A Morning at MOMA with Sophie Matisse

Photograph by Selcuk AcarAnadolu AgencyGetty
Photograph by Selcuk Acar/Anadolu Agency/Getty

On a recent cloudy day on Sixth Avenue and Fifty-third Street outside of MOMA, Sophie Matisse, the great-granddaughter of Henri, stood beside me and pointed north, south, east, and west. She can orient herself with ease uptown, she explained, and had recently learned her way around Tribeca, where she lives. But “then they built the Freedom Tower, and the light reflects off of it and messes me up completely,” she said. We were on our way to see “Henri Matisse: The Cut-Outs,” the blockbuster show that is on display at MOMA through February.

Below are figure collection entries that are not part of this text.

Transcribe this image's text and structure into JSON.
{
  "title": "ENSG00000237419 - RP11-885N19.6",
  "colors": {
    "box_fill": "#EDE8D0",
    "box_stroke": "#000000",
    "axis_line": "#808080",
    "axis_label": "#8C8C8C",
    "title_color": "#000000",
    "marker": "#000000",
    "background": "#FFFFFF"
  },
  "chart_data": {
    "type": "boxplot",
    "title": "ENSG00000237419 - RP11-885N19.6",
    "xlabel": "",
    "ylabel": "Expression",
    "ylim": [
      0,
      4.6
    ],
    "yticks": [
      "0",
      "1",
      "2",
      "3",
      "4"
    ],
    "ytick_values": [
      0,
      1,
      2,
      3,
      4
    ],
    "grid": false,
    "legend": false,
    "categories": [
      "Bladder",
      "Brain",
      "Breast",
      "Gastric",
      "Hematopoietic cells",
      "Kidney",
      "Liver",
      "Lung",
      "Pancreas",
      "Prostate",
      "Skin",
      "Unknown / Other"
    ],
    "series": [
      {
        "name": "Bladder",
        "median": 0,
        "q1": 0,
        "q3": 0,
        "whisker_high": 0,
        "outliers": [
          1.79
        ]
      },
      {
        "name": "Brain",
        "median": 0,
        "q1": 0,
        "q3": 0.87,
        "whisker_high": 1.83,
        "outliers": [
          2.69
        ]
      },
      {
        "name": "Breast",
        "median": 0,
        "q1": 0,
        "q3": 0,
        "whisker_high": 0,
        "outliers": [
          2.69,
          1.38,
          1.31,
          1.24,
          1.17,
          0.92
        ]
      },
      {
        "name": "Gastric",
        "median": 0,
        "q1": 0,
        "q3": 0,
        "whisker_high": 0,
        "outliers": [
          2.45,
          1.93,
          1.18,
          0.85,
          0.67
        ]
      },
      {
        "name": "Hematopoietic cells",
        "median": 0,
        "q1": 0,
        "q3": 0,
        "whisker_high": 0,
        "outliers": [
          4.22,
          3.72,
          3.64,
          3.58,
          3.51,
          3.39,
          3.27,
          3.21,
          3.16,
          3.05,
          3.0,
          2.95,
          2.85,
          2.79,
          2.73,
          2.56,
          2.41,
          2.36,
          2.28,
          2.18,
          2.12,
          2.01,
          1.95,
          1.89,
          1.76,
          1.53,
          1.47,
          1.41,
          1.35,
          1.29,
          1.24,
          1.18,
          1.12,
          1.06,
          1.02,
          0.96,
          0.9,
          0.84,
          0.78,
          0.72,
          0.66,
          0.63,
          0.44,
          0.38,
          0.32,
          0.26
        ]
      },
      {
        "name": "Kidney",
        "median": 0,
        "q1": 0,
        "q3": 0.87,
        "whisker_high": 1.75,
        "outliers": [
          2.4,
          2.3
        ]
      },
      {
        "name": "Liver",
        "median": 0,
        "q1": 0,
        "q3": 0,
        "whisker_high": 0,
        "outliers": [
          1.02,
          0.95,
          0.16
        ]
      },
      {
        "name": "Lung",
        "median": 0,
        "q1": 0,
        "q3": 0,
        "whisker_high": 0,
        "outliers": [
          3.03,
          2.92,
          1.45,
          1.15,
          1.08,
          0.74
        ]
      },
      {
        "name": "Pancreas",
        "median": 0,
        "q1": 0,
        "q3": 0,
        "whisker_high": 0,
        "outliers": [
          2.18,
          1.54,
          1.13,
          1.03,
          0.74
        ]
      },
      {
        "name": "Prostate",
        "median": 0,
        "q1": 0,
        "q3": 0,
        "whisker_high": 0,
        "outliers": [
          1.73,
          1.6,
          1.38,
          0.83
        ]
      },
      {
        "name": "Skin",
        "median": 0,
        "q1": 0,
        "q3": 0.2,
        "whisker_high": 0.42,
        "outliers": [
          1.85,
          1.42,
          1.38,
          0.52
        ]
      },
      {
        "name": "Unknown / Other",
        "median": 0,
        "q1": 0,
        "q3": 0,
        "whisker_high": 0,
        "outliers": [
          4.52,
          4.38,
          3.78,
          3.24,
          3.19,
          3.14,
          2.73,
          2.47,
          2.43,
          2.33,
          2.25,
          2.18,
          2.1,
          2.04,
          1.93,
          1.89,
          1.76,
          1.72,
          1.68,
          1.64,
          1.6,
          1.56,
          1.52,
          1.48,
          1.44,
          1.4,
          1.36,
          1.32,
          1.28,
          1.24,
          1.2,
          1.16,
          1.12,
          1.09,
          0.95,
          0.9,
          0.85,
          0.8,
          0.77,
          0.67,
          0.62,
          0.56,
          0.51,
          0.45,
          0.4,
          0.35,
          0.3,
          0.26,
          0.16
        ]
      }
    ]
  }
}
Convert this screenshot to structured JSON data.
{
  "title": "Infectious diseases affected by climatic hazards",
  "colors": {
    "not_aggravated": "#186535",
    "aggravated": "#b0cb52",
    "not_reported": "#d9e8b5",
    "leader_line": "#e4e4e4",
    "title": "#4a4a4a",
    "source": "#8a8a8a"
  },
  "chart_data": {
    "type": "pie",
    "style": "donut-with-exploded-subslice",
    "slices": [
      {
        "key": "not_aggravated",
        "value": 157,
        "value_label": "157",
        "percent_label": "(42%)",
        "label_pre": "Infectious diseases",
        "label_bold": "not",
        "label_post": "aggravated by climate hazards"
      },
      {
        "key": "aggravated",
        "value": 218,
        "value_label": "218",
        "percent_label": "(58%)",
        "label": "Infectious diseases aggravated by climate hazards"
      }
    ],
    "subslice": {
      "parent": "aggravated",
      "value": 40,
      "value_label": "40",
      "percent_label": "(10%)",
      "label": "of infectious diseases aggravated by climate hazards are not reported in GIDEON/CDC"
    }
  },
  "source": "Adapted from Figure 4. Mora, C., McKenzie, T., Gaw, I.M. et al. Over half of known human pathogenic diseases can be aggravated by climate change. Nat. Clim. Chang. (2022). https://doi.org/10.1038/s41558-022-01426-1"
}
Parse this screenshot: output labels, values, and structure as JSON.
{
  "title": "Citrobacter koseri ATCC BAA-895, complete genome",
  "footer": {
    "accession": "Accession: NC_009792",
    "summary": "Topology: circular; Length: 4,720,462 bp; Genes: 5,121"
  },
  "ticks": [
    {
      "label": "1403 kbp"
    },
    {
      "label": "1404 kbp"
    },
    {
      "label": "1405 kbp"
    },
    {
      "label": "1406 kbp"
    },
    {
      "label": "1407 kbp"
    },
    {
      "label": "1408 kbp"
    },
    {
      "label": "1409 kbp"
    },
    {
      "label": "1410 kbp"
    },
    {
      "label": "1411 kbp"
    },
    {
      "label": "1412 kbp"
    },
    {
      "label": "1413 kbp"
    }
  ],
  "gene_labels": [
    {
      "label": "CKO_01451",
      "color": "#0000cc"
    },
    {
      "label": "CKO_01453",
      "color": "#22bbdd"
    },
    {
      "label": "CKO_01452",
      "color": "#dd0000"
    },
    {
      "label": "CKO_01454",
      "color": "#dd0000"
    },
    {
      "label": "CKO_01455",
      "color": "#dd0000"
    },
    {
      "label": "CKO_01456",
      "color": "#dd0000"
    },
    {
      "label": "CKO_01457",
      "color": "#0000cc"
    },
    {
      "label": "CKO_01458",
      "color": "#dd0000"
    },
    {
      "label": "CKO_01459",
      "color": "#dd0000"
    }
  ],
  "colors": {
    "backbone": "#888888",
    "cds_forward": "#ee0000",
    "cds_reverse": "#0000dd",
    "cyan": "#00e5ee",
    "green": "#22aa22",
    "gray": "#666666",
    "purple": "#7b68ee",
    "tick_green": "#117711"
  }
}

The works in the exhibit are hybrids of sculpture and painting, brightly colored compositions in which it is sometimes impossible to tell the positive from the negative, the overlay from the underlay. (In a review of the exhibit in the magazine, Peter Schjeldahl wrote that it delivers “as much aesthetic pleasure as you can stand and then some.”) Walking through the show, Sophie said, “I think they’ve turned the lights down in here. The colors seemed brighter the other day.” The colors are Linel gouaches, she told me, some of which would have been mixed in Matisse’s studio, others used straight. Sophie, an artist herself, began painting with gouaches in the early eighties, unaware that her great-grandfather had used the same ones. Her best-known work is a series of reproductions of iconic paintings, most of them made in the nineteen-nineties, with the main elements missing—“Nude Descending a Staircase” with no nude, “The Valpinçon Bather” without the bather. Recently, she has moved into commercial work, designing perfume bottles and a line of fabrics.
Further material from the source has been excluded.